Karou, Karou. O que será que significava o fato de ela ter estado ali e nem ter passado para dizer um oi? E aquele e-mail! Sim, era absurdo, tão misterioso que ficava martelando na sua cabeça, mas... havia algo de muito estranho no que ela escrevera.

Então Zuzana teve um estalo: uma lembrança repentina.

Estou feliz... Estou feliz...

Karou não estava feliz. Zuzana de repente teve um mal-estar. Pegou o celular para ter certeza. Foi fácil achar o vídeo on-line; era um clássico. “Eu não quero ir na carroça!” Essa era a pista. Monty Python em busca do cálice sagrado: ela e Karou tinham passado por uma fase, aos quinze anos, em que provavelmente assistiram àquele filme umas vinte vezes. E lá estava, no final da cena “Tragam seus mortos”.

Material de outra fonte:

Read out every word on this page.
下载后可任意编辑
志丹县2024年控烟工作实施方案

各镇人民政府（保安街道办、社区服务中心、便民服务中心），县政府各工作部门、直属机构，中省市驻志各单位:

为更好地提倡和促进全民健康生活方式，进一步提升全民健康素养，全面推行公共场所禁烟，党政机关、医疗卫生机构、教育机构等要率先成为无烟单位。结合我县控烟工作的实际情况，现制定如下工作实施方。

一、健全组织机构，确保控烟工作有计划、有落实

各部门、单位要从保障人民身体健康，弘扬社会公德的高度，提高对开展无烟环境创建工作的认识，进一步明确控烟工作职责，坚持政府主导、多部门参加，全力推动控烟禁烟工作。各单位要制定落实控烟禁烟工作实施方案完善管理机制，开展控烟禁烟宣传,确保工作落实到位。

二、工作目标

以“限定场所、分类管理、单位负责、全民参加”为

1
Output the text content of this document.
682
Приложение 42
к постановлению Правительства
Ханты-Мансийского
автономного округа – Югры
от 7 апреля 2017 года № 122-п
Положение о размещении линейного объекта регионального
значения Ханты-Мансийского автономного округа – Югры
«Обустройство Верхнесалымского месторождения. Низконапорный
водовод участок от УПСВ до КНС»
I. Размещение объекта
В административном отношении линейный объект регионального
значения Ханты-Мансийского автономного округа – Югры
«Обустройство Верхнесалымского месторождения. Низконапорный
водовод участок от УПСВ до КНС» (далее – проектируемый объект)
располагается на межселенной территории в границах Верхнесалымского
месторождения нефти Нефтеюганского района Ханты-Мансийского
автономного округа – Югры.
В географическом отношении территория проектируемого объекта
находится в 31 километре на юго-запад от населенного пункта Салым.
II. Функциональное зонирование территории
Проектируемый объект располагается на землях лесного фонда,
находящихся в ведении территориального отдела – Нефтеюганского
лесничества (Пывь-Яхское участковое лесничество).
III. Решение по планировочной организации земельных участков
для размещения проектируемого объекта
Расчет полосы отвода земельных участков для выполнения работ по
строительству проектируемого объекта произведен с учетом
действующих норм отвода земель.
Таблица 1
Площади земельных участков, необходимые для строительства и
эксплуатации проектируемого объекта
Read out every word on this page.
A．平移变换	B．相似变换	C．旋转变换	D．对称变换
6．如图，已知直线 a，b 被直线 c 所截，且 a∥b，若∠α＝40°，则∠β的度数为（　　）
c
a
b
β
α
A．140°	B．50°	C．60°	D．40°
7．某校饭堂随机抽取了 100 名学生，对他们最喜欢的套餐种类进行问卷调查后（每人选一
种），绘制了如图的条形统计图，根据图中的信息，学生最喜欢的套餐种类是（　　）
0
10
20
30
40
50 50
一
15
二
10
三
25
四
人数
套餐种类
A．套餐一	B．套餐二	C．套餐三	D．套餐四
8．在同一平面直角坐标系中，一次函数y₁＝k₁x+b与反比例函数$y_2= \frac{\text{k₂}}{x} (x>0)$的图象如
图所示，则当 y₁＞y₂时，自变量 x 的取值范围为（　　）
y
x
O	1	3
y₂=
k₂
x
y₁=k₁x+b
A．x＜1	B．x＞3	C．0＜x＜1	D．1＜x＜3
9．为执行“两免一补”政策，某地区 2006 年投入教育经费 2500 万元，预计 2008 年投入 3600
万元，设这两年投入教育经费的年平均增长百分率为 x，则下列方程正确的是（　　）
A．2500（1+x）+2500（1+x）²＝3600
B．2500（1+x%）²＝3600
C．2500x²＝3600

— Estou feliz... Estou feliz...

Uma cantilena desesperada. Aquilo era o que o velho dizia para convencê-los de que estava bem, logo antes de lhe acertarem a cabeça e atirarem seu corpo na carroça que levava as vítimas da peste. Caramba. Só mesmo Karou para se comunicar usando Em busca do cálice sagrado. Será que ela estava tentando dizer que estava em perigo? Mas o que Zuzana poderia fazer? Seu coração começou a bater acelerado.

— Mik — chamou. Ele estava afinando o violino. — Mik!

Sacerdotisa de um castelo de areia? Em uma terra de poeira e luz das estrelas?

Aquilo também era uma pista?

Será que Karou queria ser encontrada?